You can gauge customer loyalty and get a big picture glance of how people feel about your business.
In fact, you can use your NPS to jump start your business and use it as a pivotal piece of your marketing strategy.
Yet, it isn’t always straightforward to decide what to do with the information. To help, we look at NPS best practices and the next steps after analyzing your score.
Nurture Your Promoters
While it may seem easy to set these folks on the backburner, you want to improve your 9s and keep your 10s. To do this, you want to nurture these customers to keep them in the positive column.
The last thing you want to do with your promoters is take them for granted and turn them into passives or detractors.
Continue to strengthen your relationships with these customers. Consider sending them a thank you note with a special promotion or company swag.

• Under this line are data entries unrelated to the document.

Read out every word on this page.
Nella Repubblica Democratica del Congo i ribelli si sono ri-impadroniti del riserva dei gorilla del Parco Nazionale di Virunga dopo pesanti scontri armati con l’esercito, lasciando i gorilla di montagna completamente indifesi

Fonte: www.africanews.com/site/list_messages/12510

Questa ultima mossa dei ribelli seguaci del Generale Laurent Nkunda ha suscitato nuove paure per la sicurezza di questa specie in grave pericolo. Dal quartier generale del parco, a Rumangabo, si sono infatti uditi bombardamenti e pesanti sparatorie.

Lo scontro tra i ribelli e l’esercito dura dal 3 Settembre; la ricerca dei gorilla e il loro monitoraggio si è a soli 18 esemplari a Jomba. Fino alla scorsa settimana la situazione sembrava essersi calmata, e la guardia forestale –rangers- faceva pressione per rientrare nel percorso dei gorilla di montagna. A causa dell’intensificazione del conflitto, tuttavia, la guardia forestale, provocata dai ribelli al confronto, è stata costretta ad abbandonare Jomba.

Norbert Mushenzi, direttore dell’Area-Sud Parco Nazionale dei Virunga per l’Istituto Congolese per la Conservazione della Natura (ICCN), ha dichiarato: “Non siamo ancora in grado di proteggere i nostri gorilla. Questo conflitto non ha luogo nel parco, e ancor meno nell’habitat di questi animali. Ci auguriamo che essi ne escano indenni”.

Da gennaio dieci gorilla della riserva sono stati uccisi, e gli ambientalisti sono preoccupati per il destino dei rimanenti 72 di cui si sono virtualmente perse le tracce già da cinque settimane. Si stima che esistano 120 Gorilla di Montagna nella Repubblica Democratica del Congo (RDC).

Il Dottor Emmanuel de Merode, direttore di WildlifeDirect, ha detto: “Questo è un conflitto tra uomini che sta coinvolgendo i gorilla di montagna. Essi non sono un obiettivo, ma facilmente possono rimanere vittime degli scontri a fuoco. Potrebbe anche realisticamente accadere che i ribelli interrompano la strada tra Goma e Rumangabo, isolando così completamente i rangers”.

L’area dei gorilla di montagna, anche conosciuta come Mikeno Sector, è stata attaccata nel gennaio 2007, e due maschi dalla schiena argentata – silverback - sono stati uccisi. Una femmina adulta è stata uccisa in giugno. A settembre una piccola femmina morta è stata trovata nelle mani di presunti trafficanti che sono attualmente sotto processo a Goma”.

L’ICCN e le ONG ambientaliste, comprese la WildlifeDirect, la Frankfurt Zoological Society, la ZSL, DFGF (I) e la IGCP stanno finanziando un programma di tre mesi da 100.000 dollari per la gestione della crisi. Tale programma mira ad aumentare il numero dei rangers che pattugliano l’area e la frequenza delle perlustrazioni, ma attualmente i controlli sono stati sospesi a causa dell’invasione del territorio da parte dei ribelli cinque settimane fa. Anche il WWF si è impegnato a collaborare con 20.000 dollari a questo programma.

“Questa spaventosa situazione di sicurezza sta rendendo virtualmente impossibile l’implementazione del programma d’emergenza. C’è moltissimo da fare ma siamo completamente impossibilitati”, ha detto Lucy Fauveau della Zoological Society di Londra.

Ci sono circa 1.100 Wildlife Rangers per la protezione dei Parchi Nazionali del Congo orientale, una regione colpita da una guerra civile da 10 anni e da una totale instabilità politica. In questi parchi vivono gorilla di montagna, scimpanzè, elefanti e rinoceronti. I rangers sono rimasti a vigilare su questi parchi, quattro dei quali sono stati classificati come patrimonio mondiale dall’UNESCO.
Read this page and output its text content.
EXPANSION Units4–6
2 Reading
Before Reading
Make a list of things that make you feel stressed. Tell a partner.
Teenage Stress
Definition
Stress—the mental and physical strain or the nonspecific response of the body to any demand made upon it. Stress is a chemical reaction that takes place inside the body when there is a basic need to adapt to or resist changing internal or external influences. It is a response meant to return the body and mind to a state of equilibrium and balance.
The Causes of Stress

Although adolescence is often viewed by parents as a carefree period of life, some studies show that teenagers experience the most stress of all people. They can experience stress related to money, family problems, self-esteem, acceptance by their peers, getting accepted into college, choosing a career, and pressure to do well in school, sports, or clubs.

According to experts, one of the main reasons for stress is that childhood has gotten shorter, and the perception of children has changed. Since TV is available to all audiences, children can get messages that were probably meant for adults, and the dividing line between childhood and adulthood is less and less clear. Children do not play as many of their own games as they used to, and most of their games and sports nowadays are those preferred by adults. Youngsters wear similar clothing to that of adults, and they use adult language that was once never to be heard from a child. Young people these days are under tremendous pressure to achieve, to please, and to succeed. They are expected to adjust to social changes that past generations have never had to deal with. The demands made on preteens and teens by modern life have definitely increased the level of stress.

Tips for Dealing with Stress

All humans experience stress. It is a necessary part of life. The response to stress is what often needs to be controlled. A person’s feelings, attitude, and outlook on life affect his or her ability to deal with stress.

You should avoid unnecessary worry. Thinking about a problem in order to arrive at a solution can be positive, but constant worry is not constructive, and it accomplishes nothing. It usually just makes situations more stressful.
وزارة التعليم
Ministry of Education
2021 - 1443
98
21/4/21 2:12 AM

It’s helpful to plan a strategy for nurturing these customers. It’s always easier to keep a customer than get a new one, but don’t become complacent. Create a strategy that nurtures them, and they’ll return the favor in kind.
Reach Out to Your Passives
Your passives are completely neutral when it comes to your business.
They are stuck in the middle and feeling neither negatively nor positively about your business.
When reaching out to them, you show them that you really are interested in what they have to say.
You want to let them know that you’d like to know more about their feelings toward your business.
Consider sending a letter thanking them for their response and asking them what you could do to improve your experience.
Your passives may feel negatively but didn’t want to say so in the survey, but they may open up with more personal interaction.
Or, you might find out that you can fix something simple to turn them into promoters.
The final goal for this group is moving them from the passive column to the promoter column for your next NPS survey.
Handle the Detractors
Your detractors aren’t likely to return and spend money at your business. They are also likely to leave you negative online reviews and speak negatively about you.
The good news is that you can encourage just the opposite by reaching out to them.
Consider their low NPS scores as a warning that you have a shot at doing something about changing their minds.
In fact, did you know that up to 95% of customers will give you a second chance if you handle their complaint successfully and in a timely manner?
Doing this also helps eliminate the chance that they’ll spread negativity by word of mouth.
Just like with your promoters and your passives, reaching out says you care. And, with this group of people, it will mean a lot.
The team member who responds should first apologize that your company didn’t meet their needs and acknowledge their negative experience that led to them not recommending you. Offer them the chance to share about what you could do to improve.
Not only does this show good will, but it lets them know you are truly interested in improving.
Finally, come up with a solution to help. This may not be immediate, but it should be timely after the first conversation.
Share Feedback with Your Employees
By sharing your score with your team members, you can all work together to improve your score. Ultimately improving your score improves your company’s overall bottom line.
Use Your Score to Improve Customer Interactions
In addition to reaching out to your current customers, you can use your NPS score to improve interactions with future customers.
Today’s culture is customer-driven, and if you aren’t meeting their needs, they’re going to find someone who is.
Commit your company to improving your score, and that starts with your staff and your company culture.
Know why someone would recommend your company and why they wouldn’t. Do what you can to improve upon why they wouldn’t.
While this may seem counterintuitive to getting results, it’s imperative if you want to be able to follow up with your customers.
Your best way to use your NPS after analyzing your results is to reach out to all three groups: your promoters, your passives, and your detractors.
With each group your strategy might be a bit different, but your goal is the same: to increase your score and retain the high scoring customers you do have.
You can follow up through your survey email system, a personal phone call, or even a handwritten note.
When doing this, follow up in a timely manner and don’t let too much time lapse between when the survey went out and when you respond. Your customers aren’t going to remember what they said if their thoughts aren’t fresh in their mind.
What’s more, when you respond to a poor rating quickly, you’ll have a better shot at resolving the issue.
Finally, make sure that the people responding to your customers are well-versed in the art of customer service and conflict management. They should be highly skilled in relationship building because they are the face of your business.